Una volta sull’autobus, Zaira strinse ancora a sé la sua borsa di rete e chiuse gli occhi per più di un istante, per più di qualche istante: si addormentò. Sognò d’essere su un’auto decapottabile che correva veloce su una riviera, una strada lungo la linea di un mare, lungo la spiaggia, un viale di palme alla sua sinistra. L’auto scorreva sull’asfalto più che correre, la sensazione era di estrema leggerezza, finché non sbandò verso destra, salendo sul marciapiede, sfiorando il muretto di una casa, una ringhiera, qualcosa, col muso.
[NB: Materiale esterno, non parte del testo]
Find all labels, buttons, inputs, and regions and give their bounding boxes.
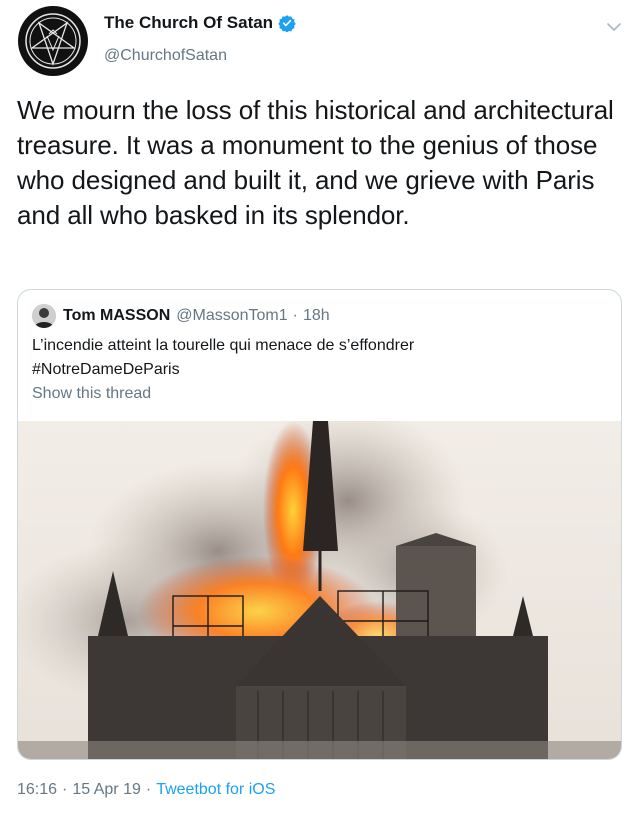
footer-separator: · bbox=[62, 781, 68, 798]
quoted-tweet-card[interactable]: Tom MASSON @MassonTom1 · 18h L’incendie … bbox=[17, 289, 622, 760]
person-avatar-icon bbox=[32, 304, 56, 328]
tweet-time: 16:16 bbox=[17, 781, 58, 798]
sigil-of-baphomet-icon bbox=[19, 7, 87, 75]
author-avatar[interactable] bbox=[18, 6, 88, 76]
quoted-tweet-text: L’incendie atteint la tourelle qui menac… bbox=[32, 334, 607, 382]
author-handle[interactable]: @ChurchofSatan bbox=[104, 47, 227, 65]
quoted-author-handle: @MassonTom1 bbox=[176, 307, 288, 324]
quoted-text-line: L’incendie atteint la tourelle qui menac… bbox=[32, 337, 415, 354]
tweet-text: We mourn the loss of this historical and… bbox=[17, 95, 614, 230]
verified-badge-icon bbox=[278, 15, 296, 32]
author-name[interactable]: The Church Of Satan bbox=[104, 13, 296, 33]
quoted-separator: · bbox=[292, 307, 298, 324]
chevron-down-icon[interactable] bbox=[606, 19, 622, 35]
footer-separator: · bbox=[145, 781, 152, 798]
tweet-date: 15 Apr 19 bbox=[72, 781, 141, 798]
show-thread-link[interactable]: Show this thread bbox=[32, 385, 151, 403]
tweet-footer: 16:16 · 15 Apr 19 · Tweetbot for iOS bbox=[17, 781, 275, 799]
notre-dame-fire-photo[interactable] bbox=[18, 421, 621, 760]
quoted-hashtag[interactable]: #NotreDameDeParis bbox=[32, 358, 607, 382]
tweet-source-link[interactable]: Tweetbot for iOS bbox=[156, 781, 275, 798]
quoted-timestamp: 18h bbox=[302, 307, 330, 324]
author-name-text: The Church Of Satan bbox=[104, 13, 274, 32]
quoted-tweet-header: Tom MASSON @MassonTom1 · 18h bbox=[32, 304, 330, 328]
quoted-author-avatar bbox=[32, 304, 56, 328]
quoted-author-name: Tom MASSON bbox=[63, 307, 171, 324]
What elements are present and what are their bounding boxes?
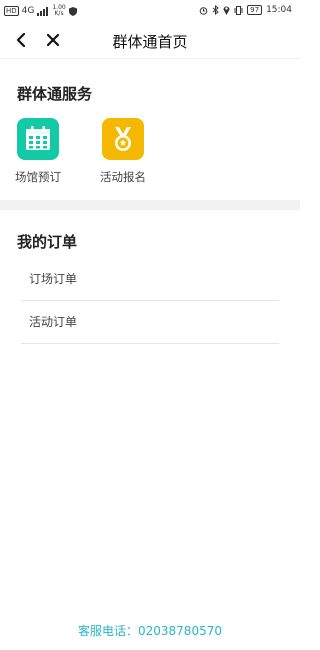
speed-unit: K/s bbox=[54, 10, 64, 17]
signal-icon bbox=[37, 6, 49, 16]
bluetooth-icon bbox=[212, 5, 219, 15]
order-row-event[interactable]: 活动订单 bbox=[21, 301, 279, 344]
status-right: 97 15:04 bbox=[199, 5, 292, 15]
services-title: 群体通服务 bbox=[17, 85, 93, 103]
location-icon bbox=[223, 6, 230, 15]
services-section: 群体通服务 场馆预订 活动报名 bbox=[0, 58, 300, 199]
section-divider bbox=[0, 200, 300, 210]
battery-icon: 97 bbox=[247, 5, 263, 15]
page-title: 群体通首页 bbox=[112, 33, 188, 51]
venue-booking-icon-tile bbox=[17, 118, 59, 160]
event-signup-label: 活动报名 bbox=[100, 170, 146, 184]
customer-service-hotline[interactable]: 客服电话：02038780570 bbox=[0, 622, 300, 639]
venue-booking-button[interactable]: 场馆预订 bbox=[8, 118, 68, 185]
status-bar: HD 4G 1.00 K/s 97 15:04 bbox=[0, 0, 300, 22]
calendar-icon bbox=[26, 126, 50, 150]
order-row-event-label: 活动订单 bbox=[29, 315, 78, 329]
clock-time: 15:04 bbox=[266, 5, 292, 15]
status-left: HD 4G 1.00 K/s bbox=[4, 5, 77, 17]
network-speed: 1.00 K/s bbox=[52, 5, 65, 17]
alarm-icon bbox=[199, 6, 208, 15]
venue-booking-label: 场馆预订 bbox=[15, 170, 61, 184]
order-row-venue-label: 订场订单 bbox=[29, 272, 78, 286]
orders-title: 我的订单 bbox=[17, 233, 78, 251]
network-label: 4G bbox=[21, 6, 35, 16]
nav-bar: 群体通首页 bbox=[0, 22, 300, 58]
order-row-venue[interactable]: 订场订单 bbox=[21, 258, 279, 301]
vibrate-icon bbox=[234, 5, 243, 15]
event-signup-button[interactable]: 活动报名 bbox=[93, 118, 153, 185]
event-signup-icon-tile bbox=[102, 118, 144, 160]
medal-icon bbox=[115, 127, 131, 151]
hd-indicator: HD bbox=[4, 6, 19, 16]
shield-icon bbox=[68, 6, 77, 16]
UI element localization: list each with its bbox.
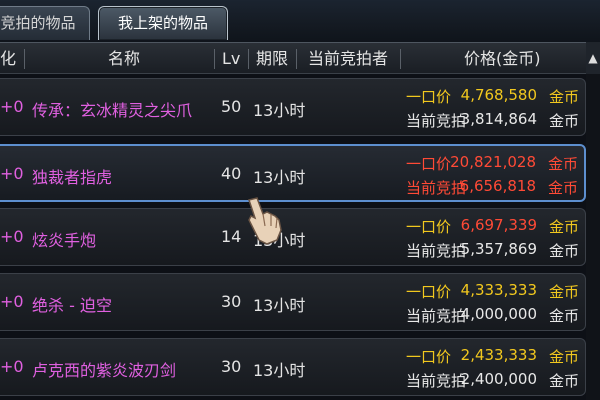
scroll-up-arrow-icon[interactable]: ▲ xyxy=(586,42,600,74)
item-name: 卢克西的紫炎波刃剑 xyxy=(32,361,177,380)
header-price[interactable]: 价格(金币) xyxy=(464,43,541,75)
buyout-currency: 金币 xyxy=(548,88,579,106)
current-bid-price: 3,814,864 xyxy=(460,110,537,128)
item-name: 传承：玄冰精灵之尖爪 xyxy=(32,101,193,120)
listing-row-selected[interactable]: +0 独裁者指虎 40 13小时 一口价 20,821,028 金币 当前竞拍 … xyxy=(0,144,586,202)
current-bid-price: 5,357,869 xyxy=(460,240,537,258)
buyout-price: 2,433,333 xyxy=(460,346,537,364)
header-duration[interactable]: 期限 xyxy=(256,43,288,75)
item-level: 40 xyxy=(221,164,242,183)
header-name[interactable]: 名称 xyxy=(108,43,140,75)
header-divider xyxy=(248,49,249,69)
current-bid-price: 6,656,818 xyxy=(459,177,536,195)
buyout-currency: 金币 xyxy=(548,218,579,236)
current-bid-currency: 金币 xyxy=(548,242,579,260)
current-bid-price: 4,000,000 xyxy=(460,305,537,323)
buyout-label: 一口价 xyxy=(406,155,452,173)
header-divider xyxy=(24,49,25,69)
buyout-price: 4,768,580 xyxy=(460,86,537,104)
item-level: 30 xyxy=(221,292,242,311)
current-bid-price: 2,400,000 xyxy=(460,370,537,388)
header-divider xyxy=(400,49,401,69)
item-name: 独裁者指虎 xyxy=(32,168,113,187)
current-bid-currency: 金币 xyxy=(548,112,579,130)
current-bid-label: 当前竞拍 xyxy=(406,179,467,197)
listing-row[interactable]: +0 绝杀 - 迫空 30 13小时 一口价 4,333,333 金币 当前竞拍… xyxy=(0,273,586,331)
remaining-time: 13小时 xyxy=(253,101,306,120)
buyout-label: 一口价 xyxy=(406,218,452,236)
buyout-price: 4,333,333 xyxy=(460,281,537,299)
buyout-currency: 金币 xyxy=(548,348,579,366)
scrollbar-track[interactable] xyxy=(586,74,600,400)
listing-row[interactable]: +0 炫炎手炮 14 13小时 一口价 6,697,339 金币 当前竞拍 5,… xyxy=(0,208,586,266)
header-lv[interactable]: Lv xyxy=(222,43,240,75)
buyout-price: 6,697,339 xyxy=(460,216,537,234)
current-bid-label: 当前竞拍 xyxy=(406,372,467,390)
enhance-level: +0 xyxy=(0,164,24,183)
current-bid-currency: 金币 xyxy=(547,179,578,197)
buyout-label: 一口价 xyxy=(406,283,452,301)
enhance-level: +0 xyxy=(0,357,24,376)
enhance-level: +0 xyxy=(0,227,24,246)
header-enhance: 化 xyxy=(0,49,17,68)
header-current-bidder[interactable]: 当前竞拍者 xyxy=(308,43,388,75)
enhance-level: +0 xyxy=(0,97,24,116)
current-bid-label: 当前竞拍 xyxy=(406,307,467,325)
current-bid-currency: 金币 xyxy=(548,372,579,390)
enhance-level: +0 xyxy=(0,292,24,311)
remaining-time: 13小时 xyxy=(253,296,306,315)
listing-row[interactable]: +0 传承：玄冰精灵之尖爪 50 13小时 一口价 4,768,580 金币 当… xyxy=(0,78,586,136)
buyout-currency: 金币 xyxy=(548,283,579,301)
header-divider xyxy=(296,49,297,69)
hand-cursor-icon xyxy=(248,197,282,245)
item-name: 绝杀 - 迫空 xyxy=(32,296,112,315)
tab-my-listed-items[interactable]: 我上架的物品 xyxy=(98,6,228,40)
listing-row[interactable]: +0 卢克西的紫炎波刃剑 30 13小时 一口价 2,433,333 金币 当前… xyxy=(0,338,586,396)
item-name: 炫炎手炮 xyxy=(32,231,97,250)
item-level: 30 xyxy=(221,357,242,376)
current-bid-label: 当前竞拍 xyxy=(406,112,467,130)
item-level: 14 xyxy=(221,227,242,246)
tab-bar xyxy=(0,0,600,42)
current-bid-currency: 金币 xyxy=(548,307,579,325)
remaining-time: 13小时 xyxy=(253,361,306,380)
column-header: 化 名称 Lv 期限 当前竞拍者 价格(金币) xyxy=(0,42,600,74)
item-level: 50 xyxy=(221,97,242,116)
buyout-label: 一口价 xyxy=(406,88,452,106)
header-divider xyxy=(214,49,215,69)
buyout-price: 20,821,028 xyxy=(450,153,536,171)
remaining-time: 13小时 xyxy=(253,168,306,187)
tab-bidding-items[interactable]: 竞拍的物品 xyxy=(0,6,90,40)
buyout-label: 一口价 xyxy=(406,348,452,366)
buyout-currency: 金币 xyxy=(547,155,578,173)
current-bid-label: 当前竞拍 xyxy=(406,242,467,260)
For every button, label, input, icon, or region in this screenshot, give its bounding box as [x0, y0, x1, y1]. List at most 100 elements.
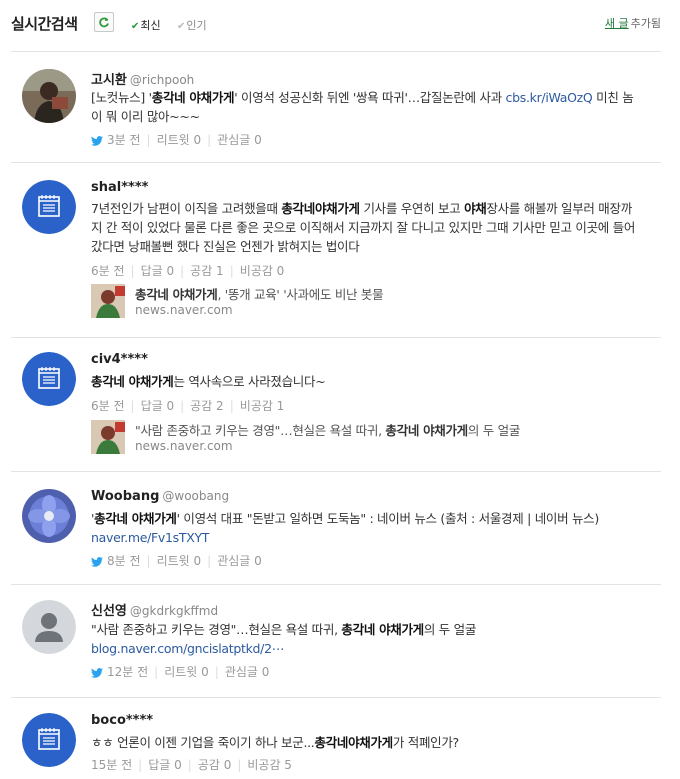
- sort-popular-label: 인기: [186, 19, 207, 32]
- sort-latest-tab[interactable]: ✔최신: [131, 17, 161, 33]
- favorite-count[interactable]: 관심글 0: [225, 665, 270, 679]
- meta-separator: |: [229, 399, 234, 413]
- body-text: "사람 존중하고 키우는 경영"…현실은 욕설 따귀,: [91, 622, 342, 637]
- post-time[interactable]: 6분 전: [91, 264, 125, 278]
- body-text: 가 적폐인가?: [392, 735, 459, 750]
- post-time[interactable]: 6분 전: [91, 399, 125, 413]
- author-name: shal****: [91, 180, 149, 195]
- check-icon: ✔: [177, 21, 186, 32]
- new-posts-notice: 새 글 추가됨: [605, 15, 661, 31]
- post-time[interactable]: 12분 전: [107, 665, 148, 679]
- post-body: '총각네 야채가게' 이영석 대표 "돈받고 일하면 도둑놈" : 네이버 뉴스…: [91, 509, 643, 547]
- section-title: 실시간검색: [11, 15, 78, 33]
- twitter-icon: [91, 136, 103, 146]
- post-author[interactable]: civ4****: [91, 352, 148, 367]
- news-title: "사람 존중하고 키우는 경영"…현실은 욕설 따귀, 총각네 야채가게의 두 …: [135, 420, 520, 439]
- meta-separator: |: [154, 665, 159, 679]
- dislike-count[interactable]: 비공감 1: [240, 399, 285, 413]
- like-count[interactable]: 공감 0: [198, 758, 232, 772]
- post-body: 총각네 야채가게는 역사속으로 사라졌습니다~: [91, 372, 643, 391]
- news-text: , '똥개 교육' '사과에도 비난 봇물: [217, 287, 384, 302]
- news-keyword: 총각네 야채가게: [135, 287, 218, 302]
- reply-count[interactable]: 답글 0: [141, 399, 175, 413]
- post-time[interactable]: 15분 전: [91, 758, 132, 772]
- twitter-icon: [91, 557, 103, 567]
- divider: [11, 51, 661, 52]
- meta-separator: |: [180, 399, 185, 413]
- default-user-icon: [22, 600, 76, 654]
- meta-separator: |: [146, 554, 151, 568]
- divider: [11, 471, 661, 472]
- body-text: ㅎㅎ 언론이 이젠 기업을 죽이기 하나 보군...: [91, 735, 315, 750]
- author-handle: @woobang: [162, 489, 230, 503]
- divider: [11, 162, 661, 163]
- body-link[interactable]: naver.me/Fv1sTXYT: [91, 530, 209, 545]
- reply-count[interactable]: 답글 0: [148, 758, 182, 772]
- body-text: 7년전인가 남편이 이직을 고려했을때: [91, 201, 282, 216]
- sort-popular-tab[interactable]: ✔인기: [177, 17, 207, 33]
- post-author[interactable]: shal****: [91, 180, 148, 195]
- post-body: ㅎㅎ 언론이 이젠 기업을 죽이기 하나 보군...총각네야채가게가 적폐인가?: [91, 733, 643, 752]
- body-keyword: 총각네 야채가게: [341, 622, 424, 637]
- retweet-count[interactable]: 리트윗 0: [157, 133, 202, 147]
- post-time[interactable]: 8분 전: [107, 554, 141, 568]
- avatar[interactable]: [22, 489, 76, 543]
- body-link[interactable]: blog.naver.com/gncislatptkd/2⋯: [91, 641, 284, 656]
- check-icon: ✔: [131, 21, 140, 32]
- refresh-button[interactable]: [94, 12, 114, 32]
- post-author[interactable]: Woobang @woobang: [91, 489, 229, 504]
- meta-separator: |: [229, 264, 234, 278]
- dislike-count[interactable]: 비공감 0: [240, 264, 285, 278]
- meta-separator: |: [138, 758, 143, 772]
- body-keyword: 총각네야채가게: [281, 201, 360, 216]
- avatar[interactable]: [22, 69, 76, 123]
- meta-separator: |: [146, 133, 151, 147]
- post-meta: 12분 전 | 리트윗 0 | 관심글 0: [91, 663, 269, 680]
- twitter-icon: [91, 668, 103, 678]
- meta-separator: |: [180, 264, 185, 278]
- body-text: [노컷뉴스] ': [91, 90, 152, 105]
- blog-icon: [22, 352, 76, 406]
- new-posts-link[interactable]: 새 글: [605, 17, 629, 30]
- post-author[interactable]: 고시환 @richpooh: [91, 69, 194, 88]
- avatar[interactable]: [22, 352, 76, 406]
- new-posts-suffix: 추가됨: [630, 17, 661, 30]
- author-name: Woobang: [91, 489, 160, 504]
- body-link[interactable]: cbs.kr/iWaOzQ: [506, 90, 593, 105]
- post-body: 7년전인가 남편이 이직을 고려했을때 총각네야채가게 기사를 우연히 보고 야…: [91, 199, 643, 256]
- news-thumbnail: [91, 420, 125, 454]
- like-count[interactable]: 공감 2: [190, 399, 224, 413]
- post-author[interactable]: 신선영 @gkdrkgkffmd: [91, 600, 218, 619]
- retweet-count[interactable]: 리트윗 0: [157, 554, 202, 568]
- sort-latest-label: 최신: [140, 19, 161, 32]
- avatar[interactable]: [22, 713, 76, 767]
- divider: [11, 337, 661, 338]
- body-text: 는 역사속으로 사라졌습니다~: [173, 374, 326, 389]
- author-handle: @richpooh: [129, 73, 195, 87]
- favorite-count[interactable]: 관심글 0: [217, 133, 262, 147]
- meta-separator: |: [187, 758, 192, 772]
- news-card[interactable]: "사람 존중하고 키우는 경영"…현실은 욕설 따귀, 총각네 야채가게의 두 …: [91, 420, 651, 456]
- author-name: 고시환: [91, 73, 127, 88]
- reply-count[interactable]: 답글 0: [141, 264, 175, 278]
- favorite-count[interactable]: 관심글 0: [217, 554, 262, 568]
- news-title: 총각네 야채가게, '똥개 교육' '사과에도 비난 봇물: [135, 284, 384, 303]
- retweet-count[interactable]: 리트윗 0: [164, 665, 209, 679]
- author-handle: @gkdrkgkffmd: [129, 604, 219, 618]
- body-keyword: 총각네 야채가게: [94, 511, 177, 526]
- avatar[interactable]: [22, 600, 76, 654]
- dislike-count[interactable]: 비공감 5: [247, 758, 292, 772]
- post-time[interactable]: 3분 전: [107, 133, 141, 147]
- avatar[interactable]: [22, 180, 76, 234]
- meta-separator: |: [237, 758, 242, 772]
- body-text: ' 이영석 대표 "돈받고 일하면 도둑놈" : 네이버 뉴스 (출처 : 서울…: [176, 511, 600, 526]
- divider: [11, 584, 661, 585]
- body-keyword: 총각네 야채가게: [151, 90, 235, 105]
- post-author[interactable]: boco****: [91, 713, 153, 728]
- news-text: "사람 존중하고 키우는 경영"…현실은 욕설 따귀,: [135, 423, 386, 438]
- meta-separator: |: [214, 665, 219, 679]
- like-count[interactable]: 공감 1: [190, 264, 224, 278]
- news-card[interactable]: 총각네 야채가게, '똥개 교육' '사과에도 비난 봇물 news.naver…: [91, 284, 651, 320]
- author-name: 신선영: [91, 604, 127, 619]
- post-meta: 3분 전 | 리트윗 0 | 관심글 0: [91, 131, 262, 148]
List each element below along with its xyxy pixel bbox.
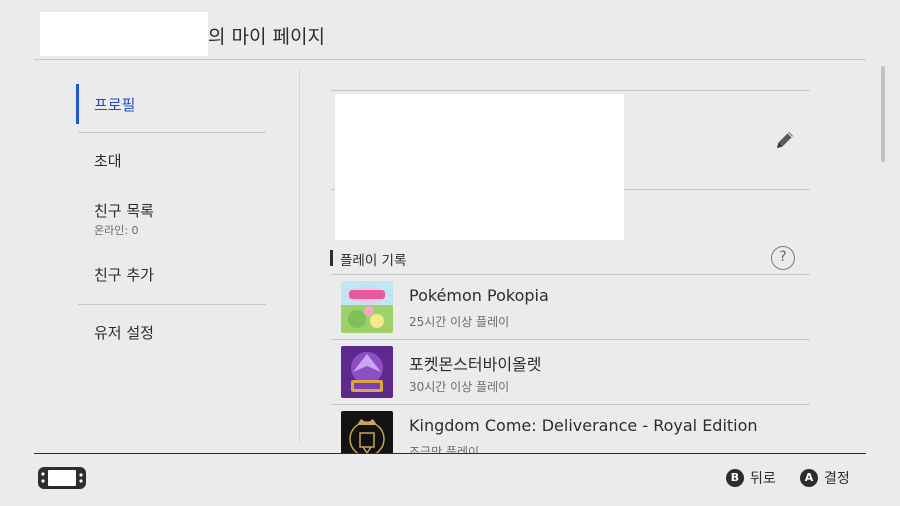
header-divider [34, 59, 866, 60]
game-title: Pokémon Pokopia [409, 286, 549, 305]
sidebar-item-profile[interactable]: 프로필 [76, 84, 266, 124]
section-title: 플레이 기록 [340, 253, 407, 269]
sidebar-item-user-settings[interactable]: 유저 설정 [78, 312, 266, 352]
back-label: 뒤로 [750, 471, 776, 487]
game-thumbnail-violet [341, 346, 393, 398]
sidebar-item-label: 유저 설정 [94, 324, 154, 342]
sidebar-item-label: 친구 목록 [94, 202, 154, 220]
b-button-icon: B [726, 469, 744, 487]
sidebar: 프로필 초대 친구 목록 온라인: 0 친구 추가 유저 설정 [76, 70, 268, 450]
active-indicator [76, 84, 79, 124]
pencil-icon [777, 132, 793, 148]
a-button-icon: A [800, 469, 818, 487]
sidebar-divider [78, 304, 266, 305]
sidebar-item-friend-list[interactable]: 친구 목록 온라인: 0 [78, 194, 266, 240]
sidebar-item-label: 초대 [94, 152, 122, 170]
content-divider [299, 70, 300, 442]
list-item[interactable]: Kingdom Come: Deliverance - Royal Editio… [331, 405, 810, 453]
sidebar-item-label: 프로필 [94, 96, 136, 114]
scrollbar[interactable] [881, 66, 885, 162]
header: 의 마이 페이지 [0, 0, 900, 60]
list-item[interactable]: 포켓몬스터바이올렛 30시간 이상 플레이 [331, 340, 810, 405]
play-history-list: Pokémon Pokopia 25시간 이상 플레이 포켓몬스터바이올렛 30… [331, 275, 810, 453]
profile-divider-top [331, 90, 810, 91]
footer-divider [34, 453, 866, 454]
edit-profile-button[interactable] [772, 127, 798, 153]
online-count: 온라인: 0 [94, 224, 139, 237]
game-thumbnail-pokopia [341, 281, 393, 333]
console-handheld-icon [37, 466, 87, 490]
game-title: Kingdom Come: Deliverance - Royal Editio… [409, 416, 758, 435]
list-item[interactable]: Pokémon Pokopia 25시간 이상 플레이 [331, 275, 810, 340]
sidebar-divider [78, 132, 266, 133]
redacted-username [40, 12, 208, 56]
confirm-label: 결정 [824, 471, 850, 487]
game-playtime: 조금만 플레이 [409, 445, 480, 453]
sidebar-item-invite[interactable]: 초대 [78, 140, 266, 180]
sidebar-item-add-friend[interactable]: 친구 추가 [78, 254, 266, 294]
game-playtime: 30시간 이상 플레이 [409, 380, 510, 394]
sidebar-item-label: 친구 추가 [94, 266, 154, 284]
section-marker [330, 250, 333, 266]
page-title: 의 마이 페이지 [208, 26, 325, 48]
game-playtime: 25시간 이상 플레이 [409, 315, 510, 329]
game-thumbnail-kingdom-come [341, 411, 393, 453]
play-history-header: 플레이 기록 ? [330, 246, 810, 274]
game-title: 포켓몬스터바이올렛 [409, 355, 542, 374]
confirm-button[interactable]: A 결정 [800, 468, 850, 488]
help-button[interactable]: ? [771, 246, 795, 270]
redacted-profile-card [335, 94, 624, 240]
back-button[interactable]: B 뒤로 [726, 468, 776, 488]
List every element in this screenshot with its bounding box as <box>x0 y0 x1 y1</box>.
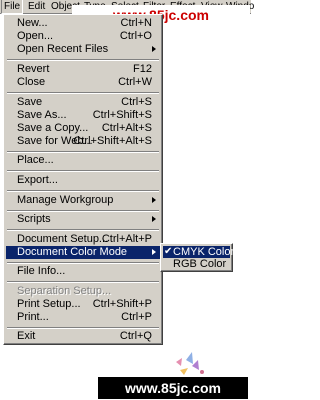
menu-item-label: Exit <box>17 330 36 342</box>
menu-item-shortcut: Ctrl+W <box>118 76 152 88</box>
checkmark-icon: ✔ <box>164 246 173 257</box>
menu-item-save-as[interactable]: Save As... Ctrl+Shift+S <box>6 109 161 122</box>
menu-item-label: Print... <box>17 311 49 323</box>
submenu-arrow-icon <box>152 216 156 222</box>
menu-separator <box>7 170 159 172</box>
menu-item-scripts[interactable]: Scripts <box>6 213 161 226</box>
menu-separator <box>7 190 159 192</box>
menu-item-shortcut: Ctrl+P <box>121 311 152 323</box>
menu-item-label: New... <box>17 17 48 29</box>
menu-item-exit[interactable]: Exit Ctrl+Q <box>6 330 161 343</box>
menu-item-print[interactable]: Print... Ctrl+P <box>6 311 161 324</box>
menu-item-save-a-copy[interactable]: Save a Copy... Ctrl+Alt+S <box>6 122 161 135</box>
menu-item-save-for-web[interactable]: Save for Web... Ctrl+Shift+Alt+S <box>6 135 161 148</box>
menu-item-document-color-mode[interactable]: Document Color Mode <box>6 246 161 259</box>
menu-item-label: Scripts <box>17 213 51 225</box>
watermark-logo-icon <box>176 352 204 375</box>
menu-item-shortcut: Ctrl+Q <box>119 330 152 342</box>
menu-item-new[interactable]: New... Ctrl+N <box>6 17 161 30</box>
menu-item-label: Open Recent Files <box>17 43 109 55</box>
menu-item-label: Place... <box>17 154 54 166</box>
menu-item-separation-setup: Separation Setup... <box>6 285 161 298</box>
menu-item-shortcut: Ctrl+Alt+S <box>101 122 152 134</box>
menu-separator <box>7 229 159 231</box>
menu-item-label: Print Setup... <box>17 298 81 310</box>
watermark-bottom: www.85jc.com <box>98 377 248 399</box>
menu-separator <box>7 281 159 283</box>
submenu-arrow-icon <box>152 249 156 255</box>
menu-item-shortcut: Ctrl+O <box>119 30 152 42</box>
menu-item-close[interactable]: Close Ctrl+W <box>6 76 161 89</box>
menu-item-label: Save As... <box>17 109 67 121</box>
menu-separator <box>7 210 159 212</box>
menu-item-shortcut: Ctrl+Shift+S <box>92 109 152 121</box>
submenu-arrow-icon <box>152 46 156 52</box>
menu-item-manage-workgroup[interactable]: Manage Workgroup <box>6 194 161 207</box>
menu-file[interactable]: File <box>1 0 24 14</box>
menu-item-shortcut: Ctrl+Shift+P <box>92 298 152 310</box>
menu-item-document-setup[interactable]: Document Setup... Ctrl+Alt+P <box>6 233 161 246</box>
submenu-item-label: RGB Color <box>173 258 227 270</box>
submenu-item-label: CMYK Color <box>173 246 235 258</box>
menu-item-shortcut: Ctrl+Shift+Alt+S <box>73 135 152 147</box>
menu-item-open-recent-files[interactable]: Open Recent Files <box>6 43 161 56</box>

Nel sogno Zaira scendeva, un po’ frastornata ma intera, e attraversava la strada, raggiungeva la spiaggia, entrava in un locale a forma di cupola, bianco, illuminato dal sole in ogni sua parte, apparentemente vuoto, silenzioso, circondato di vetrate. Una volta dentro, quello che vide fu qualcosa di indimenticabile di lì ad anni, sogno o realtà che fosse: il posto era pieno di bambini, tutti più o meno dell’età di Maika, tutti rivolti nella stessa direzione, lo sguardo fisso davanti a sé, non del tutto verso l’alto ma con le testoline vagamente inclinate in su, a lei davano un po’ la schiena, un po’ il fianco, oltre le vetrate il mare, forse l’oceano, gli occhi bianchi, lucenti, illuminati di luce propria. Camminò tra loro dopo un lungo sconcerto, non si muovevano, non parlavano, respiravano? Aveva completamente dimenticato di aver appena avuto un incidente, nel sogno, e sempre nel sogno, non uscì mai da quel luogo, rimase lì, forse per anni, anche quelli a venire.